September 23, 2010

New rules stymie investments in wind power


The government’s new system for promoting renewable energy could ironically dampen the enthusiasm of wind power generation companies to build new facilities.

Under the planned system, established power companies will be required to purchase all the electricity generated through renewable sources such as wind and sunlight at prices higher than existing levels.

However, wind power companies have been reluctant to invest in new projects because details have yet to be finalized.

The purchase price of the electricity, for example, a key factor in the decision-making process, has been left somewhere between 15 yen (17 U.S. cents) and 20 yen per kilowatt-hour.

In addition, the government is scaling back subsidies that cover up to half the costs of wind power projects in preparation for shifting to the new system.

Electric Power Development Co. (J-Power) informed the town assembly of Oma, Aomori Prefecture, on Sept. 2 that it would postpone the scheduled March 2013 startup of 10 wind power generators. The company said it failed to receive badly needed subsidies from the Ministry of Economy, Trade and Industry.

In August, the government announced that it would provide subsidies to 33 projects in fiscal 2010. But they included no new wind farms, compared with about 20 in the previous year.

The ministry rejected all eight applications for new projects for the current fiscal year.

“We are shifting to the new system in fiscal 2012 or later. We didn’t adopt new wind power projects because they usually take three years or longer to complete,” a ministry official said.

The Japanese Wind Power Association claims that without subsidies, wind power businesses cannot make profits unless the purchase price is raised to between 20 yen and 24 yen per kilowatt-hour, from the current average of 10.4 yen.

The government is banking on the new system to be its primary tool in efforts to expand the use of natural energy resources. The Democratic Party of Japan included the proposal in its campaign promises for the 2009 Lower House election. The industry ministry is preparing to introduce it in fiscal 2012.

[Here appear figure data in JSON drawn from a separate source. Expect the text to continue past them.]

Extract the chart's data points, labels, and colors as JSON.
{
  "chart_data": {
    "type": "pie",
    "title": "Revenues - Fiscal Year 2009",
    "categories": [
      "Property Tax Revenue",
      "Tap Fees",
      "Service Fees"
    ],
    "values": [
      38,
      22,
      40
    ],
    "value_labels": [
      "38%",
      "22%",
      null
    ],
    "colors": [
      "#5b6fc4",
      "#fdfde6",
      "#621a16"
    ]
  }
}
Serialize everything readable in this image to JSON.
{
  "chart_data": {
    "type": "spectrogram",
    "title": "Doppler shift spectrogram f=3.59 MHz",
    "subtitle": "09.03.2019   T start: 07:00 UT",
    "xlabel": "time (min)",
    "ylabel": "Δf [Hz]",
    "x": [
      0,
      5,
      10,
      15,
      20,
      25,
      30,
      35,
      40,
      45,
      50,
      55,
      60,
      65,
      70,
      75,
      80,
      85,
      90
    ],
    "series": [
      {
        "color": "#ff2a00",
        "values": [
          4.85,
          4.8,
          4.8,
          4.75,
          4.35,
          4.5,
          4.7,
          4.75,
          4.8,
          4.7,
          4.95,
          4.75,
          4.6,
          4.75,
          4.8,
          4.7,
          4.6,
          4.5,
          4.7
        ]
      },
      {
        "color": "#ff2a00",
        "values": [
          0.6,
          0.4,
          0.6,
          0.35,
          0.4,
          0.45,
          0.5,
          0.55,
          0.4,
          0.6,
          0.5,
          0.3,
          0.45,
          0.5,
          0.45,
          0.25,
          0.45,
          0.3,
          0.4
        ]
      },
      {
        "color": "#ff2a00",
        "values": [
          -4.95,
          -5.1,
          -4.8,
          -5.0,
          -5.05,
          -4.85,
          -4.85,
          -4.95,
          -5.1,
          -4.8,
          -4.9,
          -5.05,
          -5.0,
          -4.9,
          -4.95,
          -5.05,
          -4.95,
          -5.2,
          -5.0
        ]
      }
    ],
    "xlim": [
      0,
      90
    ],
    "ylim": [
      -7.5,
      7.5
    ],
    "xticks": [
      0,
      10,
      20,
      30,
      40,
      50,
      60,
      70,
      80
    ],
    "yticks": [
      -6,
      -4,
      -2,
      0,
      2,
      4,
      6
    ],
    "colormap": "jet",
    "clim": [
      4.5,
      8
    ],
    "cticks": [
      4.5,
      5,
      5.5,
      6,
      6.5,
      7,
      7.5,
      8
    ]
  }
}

Still, it remains unclear whether the bill for the new system will pass the twisted Diet.

Wind power companies have been hesitant to act because the future direction of the government’s support measures remains unclear.

In fiscal 2009, Chugoku Electric Power Co. clinched only one new contract to buy 1,500 kilowatts of power generated by wind, far below the upper limit of 100,000 kilowatts, through public tender.

Contracts concluded by Kyushu Electric Power Co. in fiscal 2009 also amounted to only one-10th the previous year’s level.

“Companies can’t take much risk if they don’t know how much the purchase price will be,” said Tetsuro Nagata, representative director of the Japanese Wind Power Association.

Once the new system starts, however, it is unlikely that all of the power generated by wind will find a utility willing to buy it.

Since wind power is one of the least stable sources of energy for generating electricity, power companies must place a limit on the amount they depend upon in order to ensure a steady supply of electricity for their customers.

According to the Federation of Electric Power Companies of Japan, the 10 regional electric utilities can accept a total of 5 million kilowatts generated by wind.

Of the total, the amount that can be accepted by the seven utilities in places where strong, steady winds can be expected, such as Hokkaido, Tohoku, and Kyushu, total only 3.685 million kilowatts.

The industry ministry expects that the amount of power generated by wind will increase by 2.8 million to 5.3 million kilowatts over the next 10 years under the new system.

But wind farms capable of producing 2.186 million kilowatts were already in operation as of the end of fiscal 2009.